I have a rectangle, and know the dimensions, coordinates of the 4 corner points and therefore the centre point.

If I scaled it up e.g. scalefactor * height, from its centre, how can I find the new corner point coordinates?

Answer 1

You need only multiplying the coordinates in the appropriate dimension by your scale factor. You need to mind what your origin is, however, as although the distance between the point will change, your origin will remain in the same place....

Hope it's clear enough.

Answer 2

By finding the center point of the rectangle, you can define four (eight actually, but keep reading) right triangles, with the center, the corner, and the center of the two "sides" (as distinct from the "top" and "bottom"). The two right-angle sides of these triangles are equivalent to the translations, in the X and Y dimensions, between the center point and each corner. They're also half the X and Y dimensions of the entire rectangle.

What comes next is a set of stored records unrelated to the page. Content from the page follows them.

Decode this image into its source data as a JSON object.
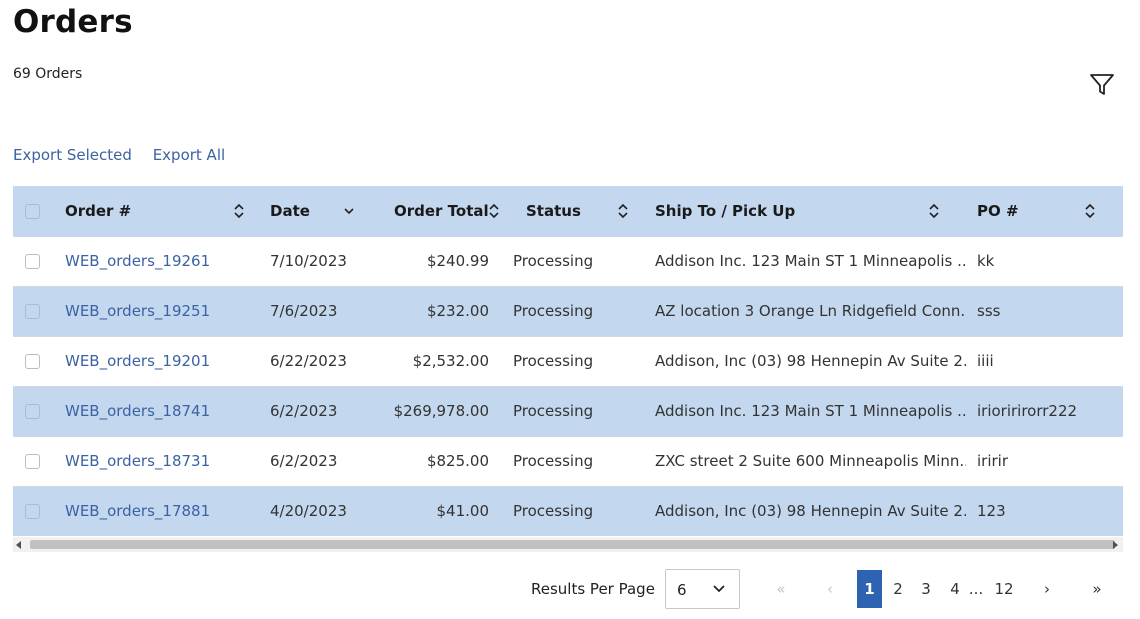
{
  "page": {
    "title": "Orders",
    "count_label": "69 Orders"
  },
  "actions": {
    "export_selected": "Export Selected",
    "export_all": "Export All",
    "filter_icon": "filter-icon"
  },
  "table": {
    "columns": [
      "Order #",
      "Date",
      "Order Total",
      "Status",
      "Ship To / Pick Up",
      "PO #"
    ],
    "rows": [
      {
        "order": "WEB_orders_19261",
        "date": "7/10/2023",
        "total": "$240.99",
        "status": "Processing",
        "ship_to": "Addison Inc. 123 Main ST 1 Minneapolis ...",
        "po": "kk"
      },
      {
        "order": "WEB_orders_19251",
        "date": "7/6/2023",
        "total": "$232.00",
        "status": "Processing",
        "ship_to": "AZ location 3 Orange Ln Ridgefield Conn...",
        "po": "sss"
      },
      {
        "order": "WEB_orders_19201",
        "date": "6/22/2023",
        "total": "$2,532.00",
        "status": "Processing",
        "ship_to": "Addison, Inc (03) 98 Hennepin Av Suite 2...",
        "po": "iiii"
      },
      {
        "order": "WEB_orders_18741",
        "date": "6/2/2023",
        "total": "$269,978.00",
        "status": "Processing",
        "ship_to": "Addison Inc. 123 Main ST 1 Minneapolis ...",
        "po": "irioririrorr222"
      },
      {
        "order": "WEB_orders_18731",
        "date": "6/2/2023",
        "total": "$825.00",
        "status": "Processing",
        "ship_to": "ZXC street 2 Suite 600 Minneapolis Minn...",
        "po": "iririr"
      },
      {
        "order": "WEB_orders_17881",
        "date": "4/20/2023",
        "total": "$41.00",
        "status": "Processing",
        "ship_to": "Addison, Inc (03) 98 Hennepin Av Suite 2...",
        "po": "123"
      }
    ]
  },
  "pagination": {
    "results_per_page_label": "Results Per Page",
    "results_per_page_value": "6",
    "first": "«",
    "prev": "‹",
    "pages": [
      "1",
      "2",
      "3",
      "4"
    ],
    "ellipsis": "...",
    "last_page": "12",
    "next": "›",
    "last": "»",
    "current": "1"
  },
  "colors": {
    "header_bg": "#c3d7ef",
    "link": "#3b62a3",
    "active_page": "#2d63b0"
  }
}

Knowing these measurements, to scale the rectangle while keeping the same center point, you simply have to scale the sides of these triangles by your scale factor to determine the offsets of the new corners from the same center point.

As the simplest example, consider a rectangle that is 2 units by 4 units centered at the origin (0,0). Its corners are (2,1), (2, -1), (-2, -1) and (-2, 1). To construct a rectangle with twice the dimensions of the original rectangle (which will quadruple its area), you simply subtract the center coordinate from these numbers (which is a "no-op" because the center is at 0,0), double that, then add the center coordinate again. This will produce a rectangle with corners at (4,2), (4,-2), (-4,-2) and (-4,2).

Answer 3

If you have any number of points $(P_i)_{i=1}^n =((x_i, y_i))_{i=1}^n $ and a center $C =(x_c, y_c) $, here's how I would expand by a factor $f$ around $C$:

The line through $C$ and $P_i$ is, in vector form, $L_i =C+t(P_i-C) $. This is $C$ for $t=0$ and $P_i$ for $t=1$.

To expand this by a factor of $f$ around $C$, just take $t=f$, so the point is $C+f(P_i-C) $. To get the coordinates, just compute coordinate-wise.

This works for any number of points and any number of dimensions.

Note that the basic idea is to transform the points so that the center is the origin, do what you want to do, and than transform back to the original coordinate system.